Rachel worked the spindle and distaff in the door of her tent, trying to blot out the sounds of Leah’s moaning, then of the baby’s first cries. Jacob should be here, pacing by the fire, but he had not come home from the fields the night before, and Rachel had chosen not to send someone to find him.
She closed her eyes, fighting the familiar guilt that heated
her skin like unwanted wool. Why did she feel such a need to keep Leah in her place, to remind her of her past sins? Jacob did not love Leah, and Rachel did nothing to help change those feelings. And now God had given Leah a child. How could He, after what she’d done to them?
The spindle and distaff grew heavy in her hands, like the bitterness that felt like a weight in her heart. She pressed a hand to her middle to quell the uneasiness, the fear.
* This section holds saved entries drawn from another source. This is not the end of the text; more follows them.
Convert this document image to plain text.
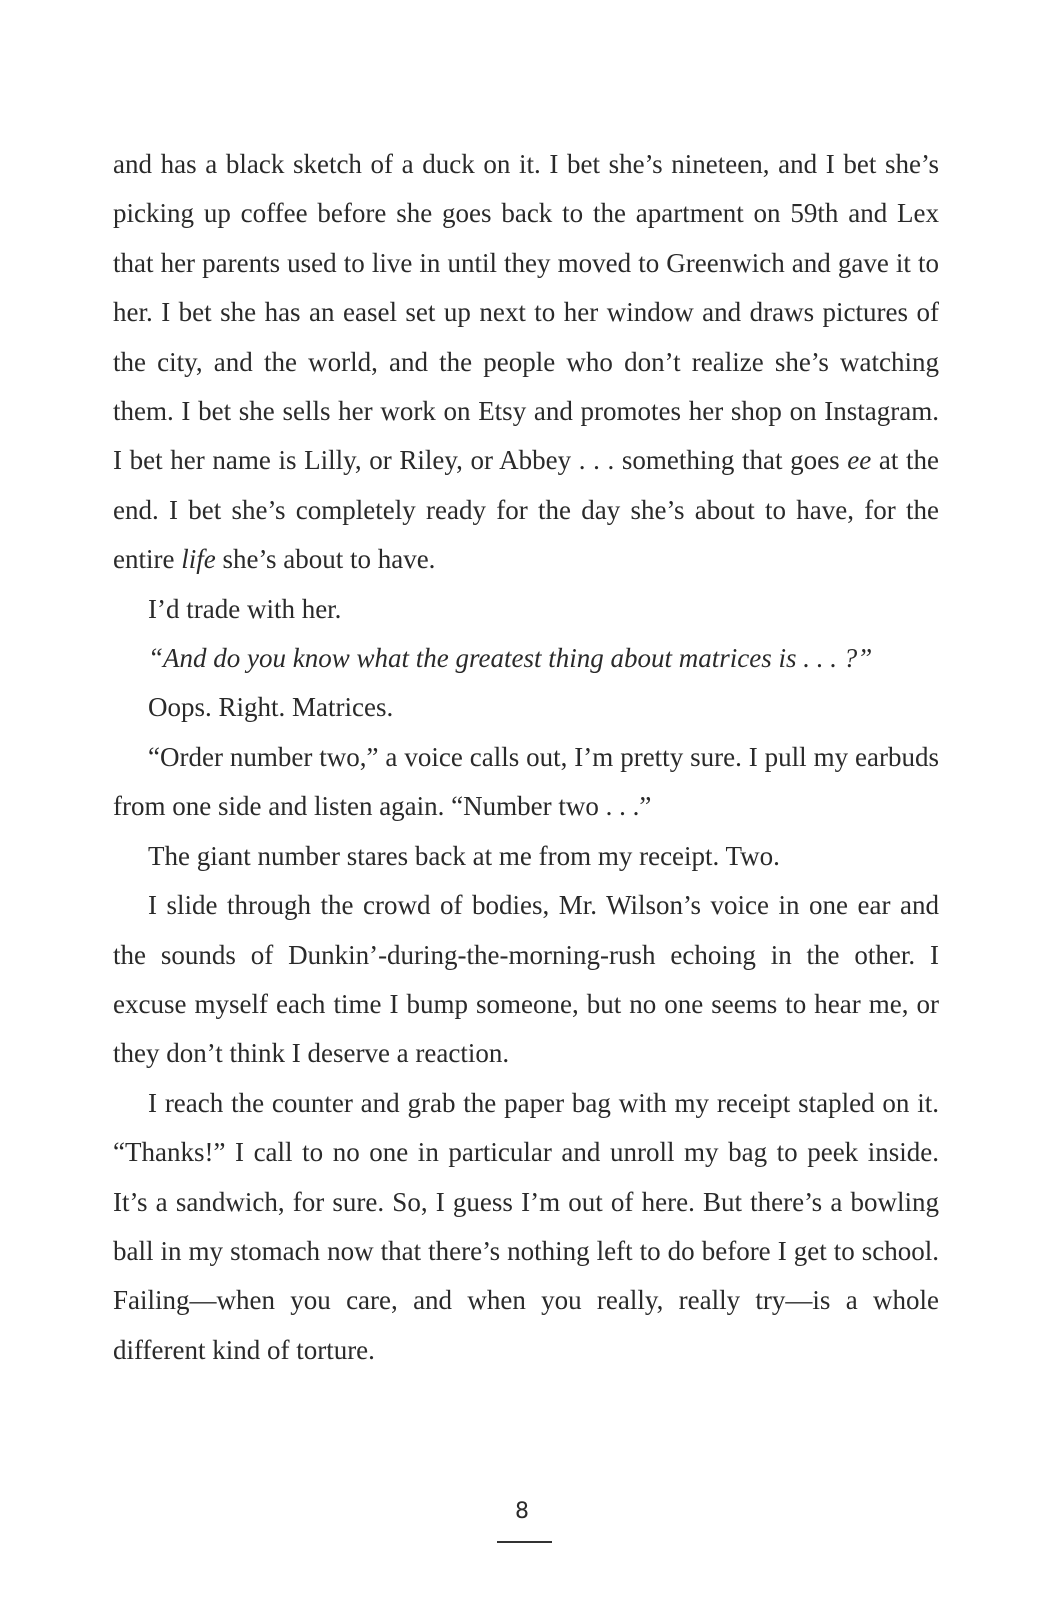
and has a black sketch of a duck on it. I bet she’s nineteen, and I bet she’s picking up coffee before she goes back to the apartment on 59th and Lex that her parents used to live in until they moved to Greenwich and gave it to her. I bet she has an easel set up next to her window and draws pictures of the city, and the world, and the people who don’t realize she’s watching them. I bet she sells her work on Etsy and promotes her shop on Instagram. I bet her name is Lilly, or Riley, or Abbey . . . something that goes ee at the end. I bet she’s completely ready for the day she’s about to have, for the entire life she’s about to have.

I’d trade with her.

“And do you know what the greatest thing about matrices is . . . ?”

Oops. Right. Matrices.

“Order number two,” a voice calls out, I’m pretty sure. I pull my earbuds from one side and listen again. “Number two . . .”

The giant number stares back at me from my receipt. Two.

I slide through the crowd of bodies, Mr. Wilson’s voice in one ear and the sounds of Dunkin’-during-the-morning-rush echoing in the other. I excuse myself each time I bump someone, but no one seems to hear me, or they don’t think I deserve a reaction.

I reach the counter and grab the paper bag with my receipt stapled on it. “Thanks!” I call to no one in particular and unroll my bag to peek inside. It’s a sandwich, for sure. So, I guess I’m out of here. But there’s a bowling ball in my stomach now that there’s nothing left to do before I get to school. Failing—when you care, and when you really, really try—is a whole different kind of torture.

8
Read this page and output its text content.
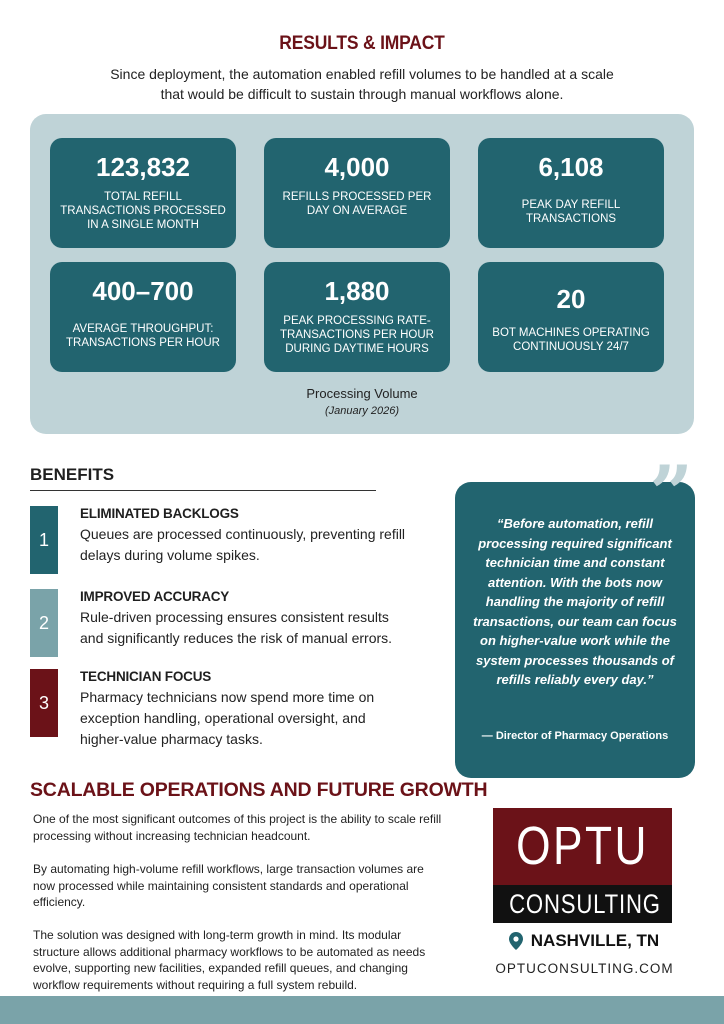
RESULTS & IMPACT
Since deployment, the automation enabled refill volumes to be handled at a scale that would be difficult to sustain through manual workflows alone.
123,832
TOTAL REFILL TRANSACTIONS PROCESSED IN A SINGLE MONTH
4,000
REFILLS PROCESSED PER DAY ON AVERAGE
6,108
PEAK DAY REFILL TRANSACTIONS
400–700
AVERAGE THROUGHPUT: TRANSACTIONS PER HOUR
1,880
PEAK PROCESSING RATE- TRANSACTIONS PER HOUR DURING DAYTIME HOURS
20
BOT MACHINES OPERATING CONTINUOUSLY 24/7
Processing Volume
(January 2026)
BENEFITS
1
ELIMINATED BACKLOGS
Queues are processed continuously, preventing refill delays during volume spikes.
2
IMPROVED ACCURACY
Rule-driven processing ensures consistent results and significantly reduces the risk of manual errors.
3
TECHNICIAN FOCUS
Pharmacy technicians now spend more time on exception handling, operational oversight, and higher-value pharmacy tasks.
”
“Before automation, refill processing required significant technician time and constant attention. With the bots now handling the majority of refill transactions, our team can focus on higher-value work while the system processes thousands of refills reliably every day.”
— Director of Pharmacy Operations
SCALABLE OPERATIONS AND FUTURE GROWTH
One of the most significant outcomes of this project is the ability to scale refill processing without increasing technician headcount.
By automating high-volume refill workflows, large transaction volumes are now processed while maintaining consistent standards and operational efficiency.
The solution was designed with long-term growth in mind. Its modular structure allows additional pharmacy workflows to be automated as needs evolve, supporting new facilities, expanded refill queues, and changing workflow requirements without requiring a full system rebuild.
OPTU
CONSULTING
NASHVILLE, TN
OPTUCONSULTING.COM
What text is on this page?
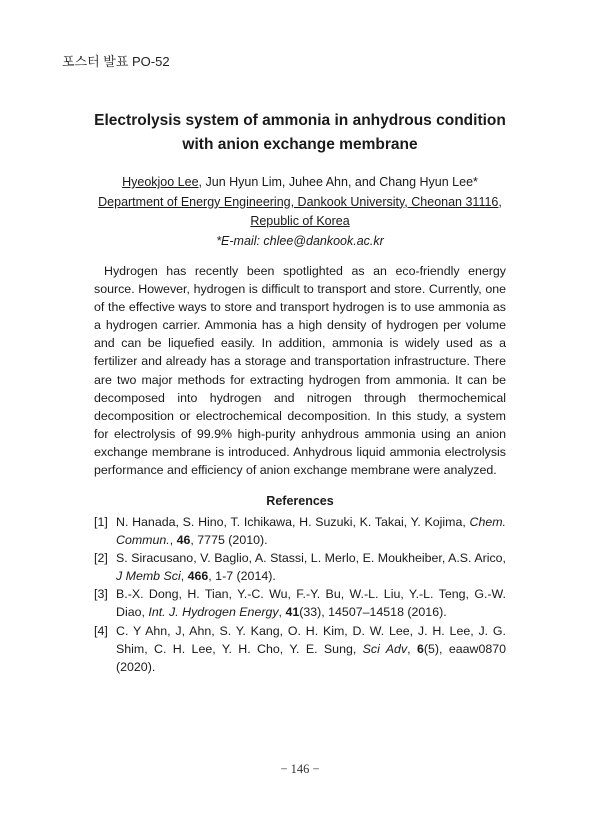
포스터 발표 PO-52
Electrolysis system of ammonia in anhydrous condition
with anion exchange membrane
Hyeokjoo Lee, Jun Hyun Lim, Juhee Ahn, and Chang Hyun Lee*
Department of Energy Engineering, Dankook University, Cheonan 31116,
Republic of Korea
*E-mail: chlee@dankook.ac.kr

Hydrogen has recently been spotlighted as an eco-friendly energy source. However, hydrogen is difficult to transport and store. Currently, one of the effective ways to store and transport hydrogen is to use ammonia as a hydrogen carrier. Ammonia has a high density of hydrogen per volume and can be liquefied easily. In addition, ammonia is widely used as a fertilizer and already has a storage and transportation infrastructure. There are two major methods for extracting hydrogen from ammonia. It can be decomposed into hydrogen and nitrogen through thermochemical decomposition or electrochemical decomposition. In this study, a system for electrolysis of 99.9% high-purity anhydrous ammonia using an anion exchange membrane is introduced. Anhydrous liquid ammonia electrolysis performance and efficiency of anion exchange membrane were analyzed.

References
[1] N. Hanada, S. Hino, T. Ichikawa, H. Suzuki, K. Takai, Y. Kojima, Chem. Commun., 46, 7775 (2010).
[2] S. Siracusano, V. Baglio, A. Stassi, L. Merlo, E. Moukheiber, A.S. Arico, J Memb Sci, 466, 1-7 (2014).
[3] B.-X. Dong, H. Tian, Y.-C. Wu, F.-Y. Bu, W.-L. Liu, Y.-L. Teng, G.-W. Diao, Int. J. Hydrogen Energy, 41(33), 14507–14518 (2016).
[4] C. Y Ahn, J, Ahn, S. Y. Kang, O. H. Kim, D. W. Lee, J. H. Lee, J. G. Shim, C. H. Lee, Y. H. Cho, Y. E. Sung, Sci Adv, 6(5), eaaw0870 (2020).
− 146 −
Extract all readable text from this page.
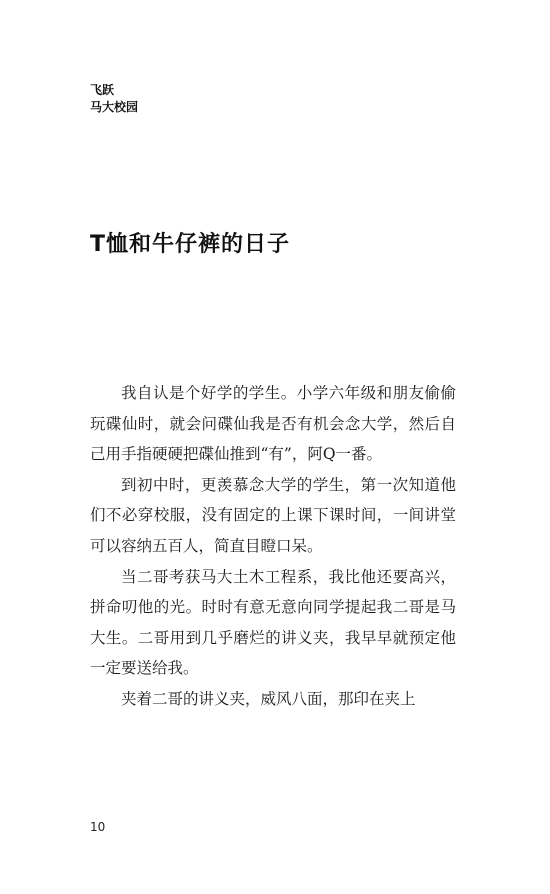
飞跃
马大校园
T恤和牛仔裤的日子

我自认是个好学的学生。小学六年级和朋友偷偷玩碟仙时，就会问碟仙我是否有机会念大学，然后自己用手指硬硬把碟仙推到“有”，阿Q一番。

到初中时，更羡慕念大学的学生，第一次知道他们不必穿校服，没有固定的上课下课时间，一间讲堂可以容纳五百人，简直目瞪口呆。

当二哥考获马大土木工程系，我比他还要高兴，拼命叨他的光。时时有意无意向同学提起我二哥是马大生。二哥用到几乎磨烂的讲义夹，我早早就预定他一定要送给我。

夹着二哥的讲义夹，威风八面，那印在夹上

10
Nearly a year had passed since her wedding night, and Jacob had been more than attentive to her. Leah rarely spent a night alone with him, yet it was Leah who was blessed and Rachel who suffered from what could only be a barren womb.
Was she barren? Tears stung her eyes. What other explanation could there be?
Why? Oh, Adonai, why have You blessed her and not me?
Did Jacob’s God even hear her? Did the same God Jacob had met at Bethel in his dream of the angels hear prayer? Perhaps the God of Jacob did not hear the longings of a woman’s heart.
Or perhaps He did.
God had surely heard Leah’s prayers. The babe’s lusty cries a few moments before were proof enough of that. Then why not hers?
She stood at the sound of voices and looked toward Leah’s tent to see her mother emerge, looking haggard and relieved. She met her halfway, in front of Jacob’s tent.
“How is she?” It was the polite thing to ask.
“Leah is resting. She gave birth quickly once I arrived. Quicker than most.” Her mother walked to the fire pit and lifted a handful of ashes to scrub the blood from her hands.
Rachel turned and hurried to her tent to retrieve the jar of water she had drawn at the well that morning and poured it over her mother’s hands.
“A boy,” her mother said. “Perfect and strong.”
“How nice.” Though Rachel did not find the news the least
bit satisfying. “What will she name him?” She spoke, though the words did not seem like her own.